Feminine Topography, 1995
Plaster, acrylic paint – 180 × 525 × 290 mm
Feminine Topography is an expressive plaster sculpture painted in black and green acrylic, depicting a reclining female figure curled into a fetal position. Grotesque and organic in form, the piece draws a lyrical yet unsettling parallel between body and landscape, merging human anatomy with the topography of nature. The figure evokes the shape of a mountain ridge, a shadowed valley, or the pebble-strewn bed of a woodland stream: here, the female body is not merely represented – it is lived, concealed, and overgrown.
The work originates in the artist’s personal experience of inhabiting an anorexic body – an ongoing struggle between control and surrender, between the pursuit of thinness and the inescapable markers of femininity. Despite intense efforts at self-erasure through starvation, exercise, and purging, the artist’s body retained its full hips and feminine curves. The sculpture reflects this paradox: devoid of secondary sex characteristics such as breasts, hair, or genitalia, it nonetheless exudes a deep femininity. Emphasis is placed on the hips and waist, where soft, undulating lines assert their presence with archaic power, resisting all attempts at elimination. This body is not an object but a terrain – an entity curled in survival, blending into its environment like a dark mountain cloaked in forests and streams.

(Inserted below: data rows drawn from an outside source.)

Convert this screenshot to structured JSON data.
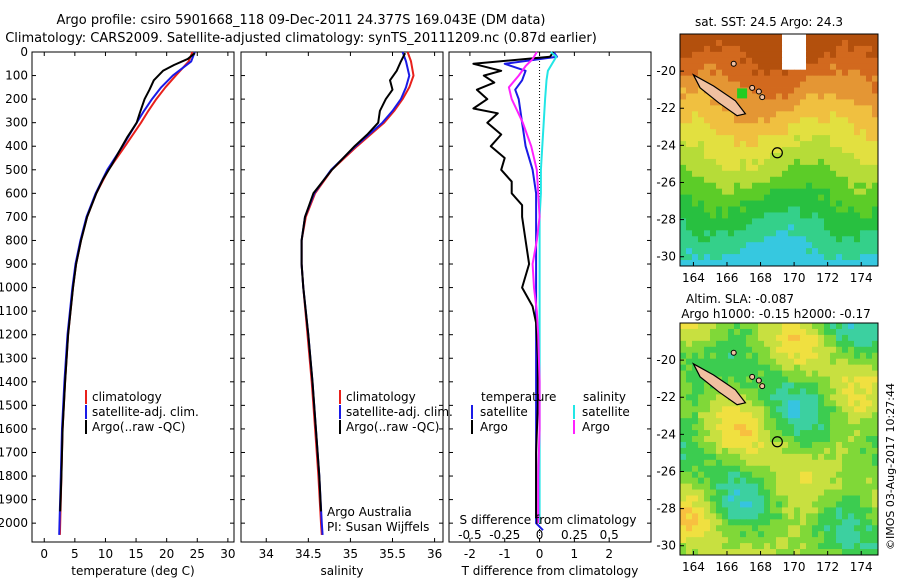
{
  "header": {
    "line1": "Argo profile: csiro 5901668_118 09-Dec-2011 24.377S 169.043E (DM data)",
    "line2": "Climatology: CARS2009. Satellite-adjusted climatology: synTS_20111209.nc (0.87d earlier)"
  },
  "colors": {
    "climatology": "#e8201b",
    "satellite": "#1a1ae6",
    "argo": "#000000",
    "argo_salinity": "#ff22ff",
    "satellite_salinity": "#22e6e6"
  },
  "chart_data": [
    {
      "type": "line",
      "panel": "temperature",
      "xlabel": "temperature (deg C)",
      "ylabel": "",
      "xlim": [
        -2,
        31
      ],
      "ylim": [
        2080,
        0
      ],
      "xticks": [
        "0",
        "5",
        "10",
        "15",
        "20",
        "25",
        "30"
      ],
      "yticks": [
        "0",
        "100",
        "200",
        "300",
        "400",
        "500",
        "600",
        "700",
        "800",
        "900",
        "1000",
        "1100",
        "1200",
        "1300",
        "1400",
        "1500",
        "1600",
        "1700",
        "1800",
        "1900",
        "2000"
      ],
      "legend": [
        "climatology",
        "satellite-adj. clim.",
        "Argo(..raw -QC)"
      ],
      "series": [
        {
          "name": "climatology",
          "depth": [
            0,
            40,
            100,
            150,
            200,
            250,
            300,
            400,
            500,
            600,
            700,
            800,
            900,
            1000,
            1200,
            1400,
            1600,
            1800,
            2000,
            2050
          ],
          "values": [
            24.2,
            23.6,
            21.5,
            19.8,
            18.3,
            17.0,
            15.8,
            13.2,
            10.5,
            8.5,
            7.0,
            6.0,
            5.2,
            4.7,
            3.9,
            3.4,
            3.0,
            2.8,
            2.6,
            2.55
          ]
        },
        {
          "name": "satellite-adj. clim.",
          "depth": [
            0,
            40,
            100,
            150,
            200,
            250,
            300,
            400,
            500,
            600,
            700,
            800,
            900,
            1000,
            1200,
            1400,
            1600,
            1800,
            2000,
            2050
          ],
          "values": [
            24.6,
            24.0,
            21.0,
            19.1,
            17.6,
            16.3,
            15.1,
            12.8,
            10.3,
            8.4,
            6.9,
            5.9,
            5.1,
            4.6,
            3.8,
            3.3,
            2.9,
            2.7,
            2.5,
            2.45
          ]
        },
        {
          "name": "Argo(..raw -QC)",
          "depth": [
            5,
            30,
            55,
            80,
            120,
            160,
            200,
            260,
            300,
            360,
            420,
            480,
            540,
            600,
            700,
            800,
            900,
            1000,
            1200,
            1400,
            1600,
            1800,
            1950
          ],
          "values": [
            24.6,
            23.4,
            21.2,
            19.4,
            17.9,
            17.2,
            16.4,
            15.6,
            15.1,
            13.6,
            12.3,
            11.0,
            9.6,
            8.5,
            7.0,
            6.0,
            5.2,
            4.7,
            3.9,
            3.4,
            3.0,
            2.8,
            2.6
          ]
        }
      ]
    },
    {
      "type": "line",
      "panel": "salinity",
      "xlabel": "salinity",
      "xlim": [
        33.7,
        36.1
      ],
      "ylim": [
        2080,
        0
      ],
      "xticks": [
        "34",
        "34.5",
        "35",
        "35.5",
        "36"
      ],
      "legend": [
        "climatology",
        "satellite-adj. clim.",
        "Argo(..raw -QC)"
      ],
      "annotation": [
        "Argo Australia",
        "PI: Susan Wijffels"
      ],
      "series": [
        {
          "name": "climatology",
          "depth": [
            0,
            40,
            100,
            150,
            200,
            250,
            300,
            400,
            500,
            600,
            700,
            800,
            900,
            1000,
            1200,
            1400,
            1600,
            1800,
            2000,
            2050
          ],
          "values": [
            35.68,
            35.72,
            35.75,
            35.7,
            35.62,
            35.52,
            35.4,
            35.08,
            34.78,
            34.58,
            34.47,
            34.42,
            34.42,
            34.44,
            34.49,
            34.54,
            34.58,
            34.62,
            34.65,
            34.66
          ]
        },
        {
          "name": "satellite-adj. clim.",
          "depth": [
            0,
            40,
            100,
            150,
            200,
            250,
            300,
            400,
            500,
            600,
            700,
            800,
            900,
            1000,
            1200,
            1400,
            1600,
            1800,
            2000,
            2050
          ],
          "values": [
            35.62,
            35.66,
            35.7,
            35.66,
            35.6,
            35.5,
            35.38,
            35.06,
            34.77,
            34.57,
            34.46,
            34.42,
            34.42,
            34.44,
            34.5,
            34.55,
            34.59,
            34.63,
            34.66,
            34.67
          ]
        },
        {
          "name": "Argo(..raw -QC)",
          "depth": [
            5,
            40,
            80,
            120,
            160,
            200,
            250,
            300,
            350,
            400,
            500,
            600,
            700,
            800,
            900,
            1000,
            1200,
            1400,
            1600,
            1800,
            1950
          ],
          "values": [
            35.65,
            35.6,
            35.55,
            35.47,
            35.5,
            35.42,
            35.35,
            35.33,
            35.2,
            35.05,
            34.78,
            34.56,
            34.46,
            34.42,
            34.42,
            34.44,
            34.5,
            34.55,
            34.59,
            34.63,
            34.65
          ]
        }
      ]
    },
    {
      "type": "line",
      "panel": "difference",
      "xlabel": "T difference from climatology",
      "xlabel2": "S difference from climatology",
      "xlim": [
        -2.6,
        3.2
      ],
      "ylim": [
        2080,
        0
      ],
      "xticks_T": [
        "-2",
        "-1",
        "0",
        "1",
        "2"
      ],
      "xticks_S": [
        "-0.5",
        "-0.25",
        "0",
        "0.25",
        "0.5"
      ],
      "legend_titles": [
        "temperature",
        "salinity"
      ],
      "legend": [
        "satellite",
        "Argo",
        "satellite",
        "Argo"
      ],
      "series": [
        {
          "name": "temperature satellite",
          "depth": [
            0,
            20,
            50,
            80,
            120,
            160,
            200,
            300,
            400,
            500,
            600,
            700,
            800,
            900,
            1000,
            1100,
            1200,
            1400,
            1600,
            1800,
            2000,
            2030
          ],
          "values": [
            0.4,
            0.5,
            -1.0,
            -0.4,
            -0.5,
            -0.7,
            -0.6,
            -0.5,
            -0.4,
            -0.2,
            -0.1,
            -0.1,
            -0.1,
            -0.1,
            -0.1,
            -0.1,
            -0.1,
            -0.1,
            -0.1,
            -0.1,
            -0.1,
            0.1
          ]
        },
        {
          "name": "temperature Argo",
          "depth": [
            0,
            20,
            50,
            80,
            100,
            130,
            160,
            200,
            240,
            260,
            300,
            350,
            400,
            450,
            500,
            550,
            600,
            650,
            700,
            800,
            900,
            1000,
            1080,
            1150,
            1300,
            1500,
            1700,
            1900,
            1980
          ],
          "values": [
            0.4,
            0.3,
            -1.9,
            -1.1,
            -1.6,
            -1.3,
            -1.8,
            -1.5,
            -1.9,
            -1.2,
            -1.5,
            -1.1,
            -1.4,
            -1.0,
            -1.1,
            -0.8,
            -0.8,
            -0.5,
            -0.5,
            -0.4,
            -0.3,
            -0.5,
            -0.2,
            -0.1,
            -0.05,
            -0.05,
            -0.1,
            -0.1,
            -0.1
          ]
        },
        {
          "name": "salinity satellite",
          "depth": [
            0,
            20,
            50,
            80,
            120,
            200,
            300,
            400,
            500,
            600,
            700,
            800,
            900,
            1000,
            1200,
            1400,
            1600,
            1800,
            2000
          ],
          "values": [
            0.08,
            0.12,
            0.09,
            0.06,
            0.05,
            0.04,
            0.03,
            0.02,
            0.01,
            0.01,
            0.0,
            0.0,
            0.0,
            0.0,
            0.0,
            0.0,
            0.0,
            0.0,
            0.0
          ]
        },
        {
          "name": "salinity Argo",
          "depth": [
            0,
            30,
            60,
            100,
            150,
            200,
            250,
            300,
            400,
            500,
            600,
            700,
            800,
            900,
            1000,
            1100,
            1200,
            1400,
            1600,
            1800,
            2000
          ],
          "values": [
            -0.02,
            -0.05,
            -0.1,
            -0.15,
            -0.22,
            -0.2,
            -0.16,
            -0.12,
            -0.06,
            -0.02,
            -0.01,
            0.0,
            -0.02,
            -0.05,
            -0.04,
            -0.02,
            -0.01,
            0.0,
            0.0,
            -0.01,
            -0.01
          ]
        }
      ]
    },
    {
      "type": "heatmap",
      "panel": "sst-map",
      "title": "sat. SST: 24.5  Argo: 24.3",
      "xlim": [
        163.2,
        175.0
      ],
      "ylim": [
        -30.5,
        -18.0
      ],
      "xticks": [
        "164",
        "166",
        "168",
        "170",
        "172",
        "174"
      ],
      "yticks": [
        "-20",
        "-22",
        "-24",
        "-26",
        "-28",
        "-30"
      ],
      "argo_position": [
        169.0,
        -24.4
      ]
    },
    {
      "type": "heatmap",
      "panel": "sla-map",
      "title_line1": "Altim. SLA: -0.087",
      "title_line2": "Argo h1000: -0.15 h2000: -0.17",
      "xlim": [
        163.2,
        175.0
      ],
      "ylim": [
        -30.5,
        -18.0
      ],
      "xticks": [
        "164",
        "166",
        "168",
        "170",
        "172",
        "174"
      ],
      "yticks": [
        "-20",
        "-22",
        "-24",
        "-26",
        "-28",
        "-30"
      ],
      "argo_position": [
        169.0,
        -24.4
      ]
    }
  ],
  "watermark": "©IMOS 03-Aug-2017 10:27:44"
}
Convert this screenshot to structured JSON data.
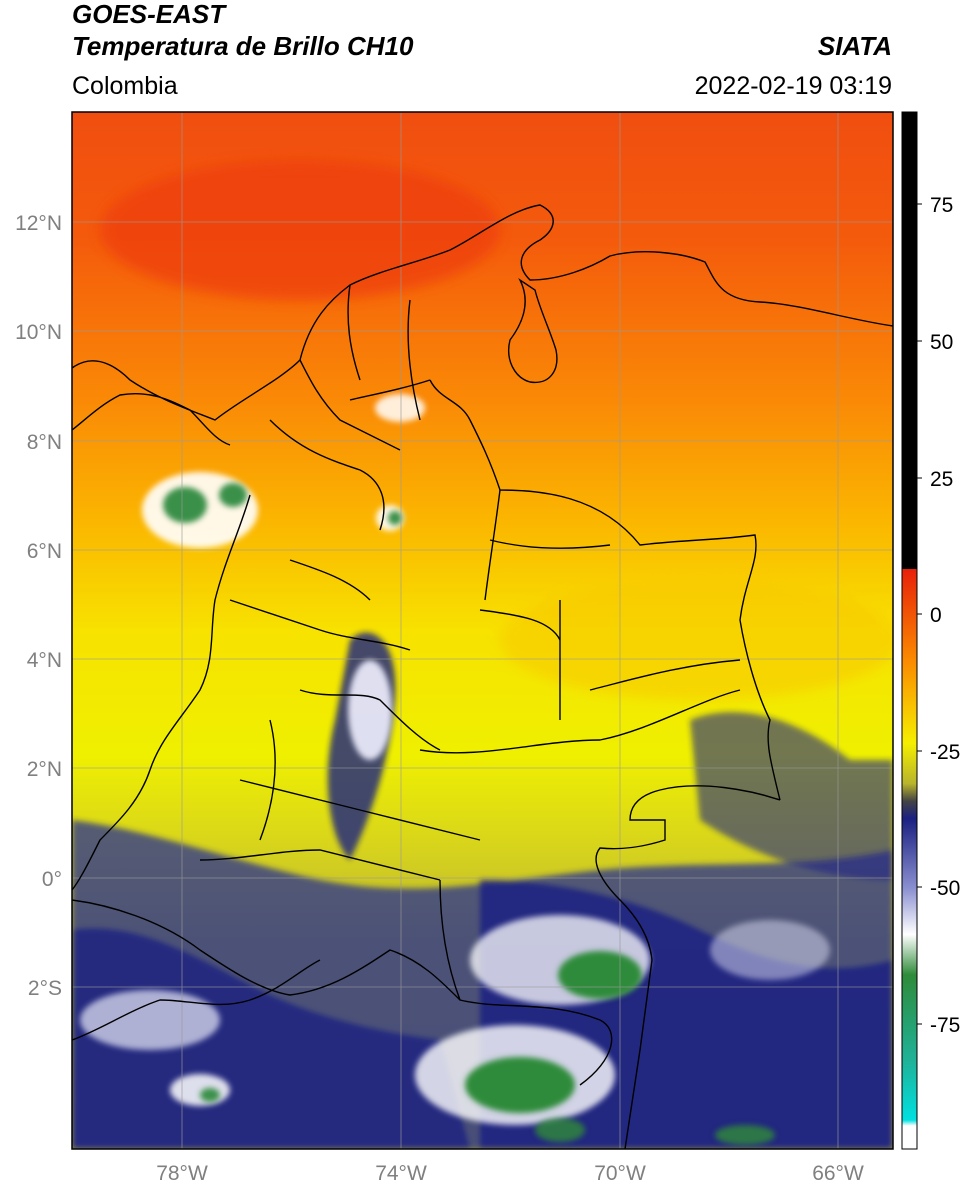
{
  "header": {
    "satellite": "GOES-EAST",
    "product": "Temperatura de Brillo CH10",
    "region": "Colombia",
    "agency": "SIATA",
    "timestamp": "2022-02-19 03:19"
  },
  "map": {
    "lat_range": [
      -4.7,
      14.2
    ],
    "lon_range": [
      -80.0,
      -65.0
    ],
    "lat_ticks": [
      "12°N",
      "10°N",
      "8°N",
      "6°N",
      "4°N",
      "2°N",
      "0°",
      "2°S"
    ],
    "lon_ticks": [
      "78°W",
      "74°W",
      "70°W",
      "66°W"
    ]
  },
  "colorbar": {
    "range": [
      -100,
      90
    ],
    "ticks": [
      "75",
      "50",
      "25",
      "0",
      "-25",
      "-50",
      "-75"
    ],
    "colors": {
      "black": "#000000",
      "red": "#e8200a",
      "orange": "#fb8c00",
      "yellow": "#f5ef00",
      "olive": "#c9c52a",
      "navy": "#1a2080",
      "white": "#ffffff",
      "green": "#2e8b3a",
      "teal": "#1fb39a",
      "cyan": "#00e0e0"
    }
  }
}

Feminine Topography embodies a stark duality: it radiates both calm, like a sleeping animal, and alarm, like a creature curled in fear. The tension between serenity and anxiety, beauty and distortion, concealment and monumentality animates the work. Despite its modest scale, the figure conveys a monumental presence – echoing the artist’s past distorted self-image, in which even a severely emaciated body still appeared excessive and cumbersome.
More than a personal confession, the sculpture offers a sensitive reflection on the social and internalized perceptions of the female body – its malleability and its resistance. Feminine Topography presents a closed yet cosmically resonant universe: a landscape shaped by the body, where fragility becomes a form of strength.